2. The highest average temperature?
3. The highest concentration of ozone?
Definition
1. Mesosphere, average value of -130˚F
2. Thermosphere “hot layer”, but due to the air density being so low, air temperatures are not measured directly.
3. Stratosphere, 97% of atmospheric ozone is found in the stratosphere
Term
What is the difference between latitude and longitude?
Definition
Both are used to measure earth coordinates.

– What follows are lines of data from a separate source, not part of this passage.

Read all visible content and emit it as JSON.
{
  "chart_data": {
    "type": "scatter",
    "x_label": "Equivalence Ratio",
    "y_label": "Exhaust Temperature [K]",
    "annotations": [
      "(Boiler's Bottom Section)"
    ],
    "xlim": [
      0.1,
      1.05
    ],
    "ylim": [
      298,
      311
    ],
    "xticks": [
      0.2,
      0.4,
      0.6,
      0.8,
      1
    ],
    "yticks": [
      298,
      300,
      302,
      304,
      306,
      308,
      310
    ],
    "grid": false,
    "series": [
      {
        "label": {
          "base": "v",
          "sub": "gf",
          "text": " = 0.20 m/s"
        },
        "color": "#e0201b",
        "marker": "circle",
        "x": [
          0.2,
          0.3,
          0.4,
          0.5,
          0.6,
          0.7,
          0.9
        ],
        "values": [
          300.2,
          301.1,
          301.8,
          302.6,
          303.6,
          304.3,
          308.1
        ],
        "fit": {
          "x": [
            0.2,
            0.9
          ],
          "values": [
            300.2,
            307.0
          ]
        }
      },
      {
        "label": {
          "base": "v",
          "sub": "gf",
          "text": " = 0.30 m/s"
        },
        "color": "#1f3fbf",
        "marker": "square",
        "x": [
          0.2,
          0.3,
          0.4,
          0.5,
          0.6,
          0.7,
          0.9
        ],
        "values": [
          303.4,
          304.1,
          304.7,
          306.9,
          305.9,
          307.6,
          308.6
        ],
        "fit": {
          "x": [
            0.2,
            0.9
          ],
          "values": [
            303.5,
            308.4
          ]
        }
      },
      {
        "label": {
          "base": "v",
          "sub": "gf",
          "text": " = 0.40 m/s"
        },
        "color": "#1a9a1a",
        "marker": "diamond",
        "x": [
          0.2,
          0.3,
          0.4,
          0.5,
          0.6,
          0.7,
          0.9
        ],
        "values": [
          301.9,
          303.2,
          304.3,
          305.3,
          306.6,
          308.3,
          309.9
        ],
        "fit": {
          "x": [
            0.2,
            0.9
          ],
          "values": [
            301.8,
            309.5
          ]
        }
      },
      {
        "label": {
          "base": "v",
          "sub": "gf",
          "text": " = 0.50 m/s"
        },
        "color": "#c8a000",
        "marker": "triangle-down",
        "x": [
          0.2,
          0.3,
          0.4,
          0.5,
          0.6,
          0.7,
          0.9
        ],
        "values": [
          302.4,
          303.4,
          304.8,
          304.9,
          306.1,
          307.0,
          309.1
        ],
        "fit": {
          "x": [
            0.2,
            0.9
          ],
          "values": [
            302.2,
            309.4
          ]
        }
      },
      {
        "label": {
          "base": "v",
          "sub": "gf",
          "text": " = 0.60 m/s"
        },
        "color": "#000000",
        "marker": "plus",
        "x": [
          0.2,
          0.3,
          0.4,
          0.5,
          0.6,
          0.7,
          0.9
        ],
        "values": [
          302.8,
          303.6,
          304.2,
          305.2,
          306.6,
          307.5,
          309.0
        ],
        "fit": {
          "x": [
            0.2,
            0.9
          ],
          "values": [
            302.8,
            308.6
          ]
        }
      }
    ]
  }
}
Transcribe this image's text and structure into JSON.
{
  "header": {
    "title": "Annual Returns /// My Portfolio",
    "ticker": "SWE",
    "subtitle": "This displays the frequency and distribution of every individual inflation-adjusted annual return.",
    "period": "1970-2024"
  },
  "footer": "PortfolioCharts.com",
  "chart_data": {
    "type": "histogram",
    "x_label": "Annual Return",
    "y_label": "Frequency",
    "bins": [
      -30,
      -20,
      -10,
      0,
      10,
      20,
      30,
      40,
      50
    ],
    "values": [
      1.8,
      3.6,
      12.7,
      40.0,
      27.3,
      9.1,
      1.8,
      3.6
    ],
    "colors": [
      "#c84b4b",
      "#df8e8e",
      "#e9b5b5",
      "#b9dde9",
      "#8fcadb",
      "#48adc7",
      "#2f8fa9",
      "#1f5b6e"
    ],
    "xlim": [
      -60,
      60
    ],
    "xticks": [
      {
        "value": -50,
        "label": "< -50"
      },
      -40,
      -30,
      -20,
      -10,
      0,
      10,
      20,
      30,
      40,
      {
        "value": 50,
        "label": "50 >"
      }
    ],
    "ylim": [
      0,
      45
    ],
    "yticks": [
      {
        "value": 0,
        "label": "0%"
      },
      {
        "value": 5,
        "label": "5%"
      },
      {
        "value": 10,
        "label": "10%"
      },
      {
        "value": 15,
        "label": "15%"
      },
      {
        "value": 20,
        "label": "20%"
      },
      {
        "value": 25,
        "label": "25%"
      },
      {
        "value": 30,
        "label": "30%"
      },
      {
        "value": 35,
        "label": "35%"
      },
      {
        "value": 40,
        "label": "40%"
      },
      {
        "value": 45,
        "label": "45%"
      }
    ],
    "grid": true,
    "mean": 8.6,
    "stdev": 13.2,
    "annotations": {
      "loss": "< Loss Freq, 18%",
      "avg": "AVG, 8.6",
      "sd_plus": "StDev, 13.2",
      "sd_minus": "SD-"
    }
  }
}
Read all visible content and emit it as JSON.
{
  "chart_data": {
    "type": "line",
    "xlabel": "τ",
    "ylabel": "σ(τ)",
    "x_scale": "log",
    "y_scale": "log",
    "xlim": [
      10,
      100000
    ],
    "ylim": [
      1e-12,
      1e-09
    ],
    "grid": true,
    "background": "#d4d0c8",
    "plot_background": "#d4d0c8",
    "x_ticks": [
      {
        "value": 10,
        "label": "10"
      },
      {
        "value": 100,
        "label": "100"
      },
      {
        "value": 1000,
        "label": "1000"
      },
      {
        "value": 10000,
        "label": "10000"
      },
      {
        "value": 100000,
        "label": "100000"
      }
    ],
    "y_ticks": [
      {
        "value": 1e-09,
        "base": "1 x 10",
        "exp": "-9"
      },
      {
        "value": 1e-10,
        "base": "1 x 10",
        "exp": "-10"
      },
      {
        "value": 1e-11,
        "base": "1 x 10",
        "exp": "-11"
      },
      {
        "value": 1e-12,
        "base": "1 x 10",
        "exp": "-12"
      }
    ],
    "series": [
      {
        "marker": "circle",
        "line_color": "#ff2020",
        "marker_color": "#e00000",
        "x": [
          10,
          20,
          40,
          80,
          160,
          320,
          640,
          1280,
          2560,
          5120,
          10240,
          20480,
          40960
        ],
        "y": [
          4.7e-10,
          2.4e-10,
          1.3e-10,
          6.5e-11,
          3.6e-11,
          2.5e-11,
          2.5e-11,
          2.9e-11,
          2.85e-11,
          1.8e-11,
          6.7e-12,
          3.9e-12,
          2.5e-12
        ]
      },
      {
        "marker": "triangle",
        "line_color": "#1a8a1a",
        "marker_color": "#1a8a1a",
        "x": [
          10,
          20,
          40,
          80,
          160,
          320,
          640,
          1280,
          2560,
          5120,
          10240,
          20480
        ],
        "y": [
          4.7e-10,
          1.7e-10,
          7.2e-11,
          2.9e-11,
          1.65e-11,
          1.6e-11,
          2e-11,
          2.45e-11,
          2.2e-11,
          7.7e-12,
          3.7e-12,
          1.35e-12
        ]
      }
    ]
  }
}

Latitude (Parallels) are lines that run east-west and measure distance north-south. Lines of latitude are parallel to one another with 1˚ of latitude equaling 60 nautical miles.

Longitude (Meridians) are lines that run north- south and measure distance east-west. Lines of longitude are not parallel and converge towards the poles.
Term
What is the difference between Universal, Greenwich and Zulu Time?
Definition
There is no difference. All three refer to the same Time Coordinate System. In Meteorology we use one time zone for the whole world that is based on the time along the prime meridian (0˚ longitude) which runs through Greenwich, England. The names given to this time coordinate system vary as stated above. In Grand Forks there is a -6 hour difference during standard time and a -5 hour difference during daylight saving time between Universal time and Local time.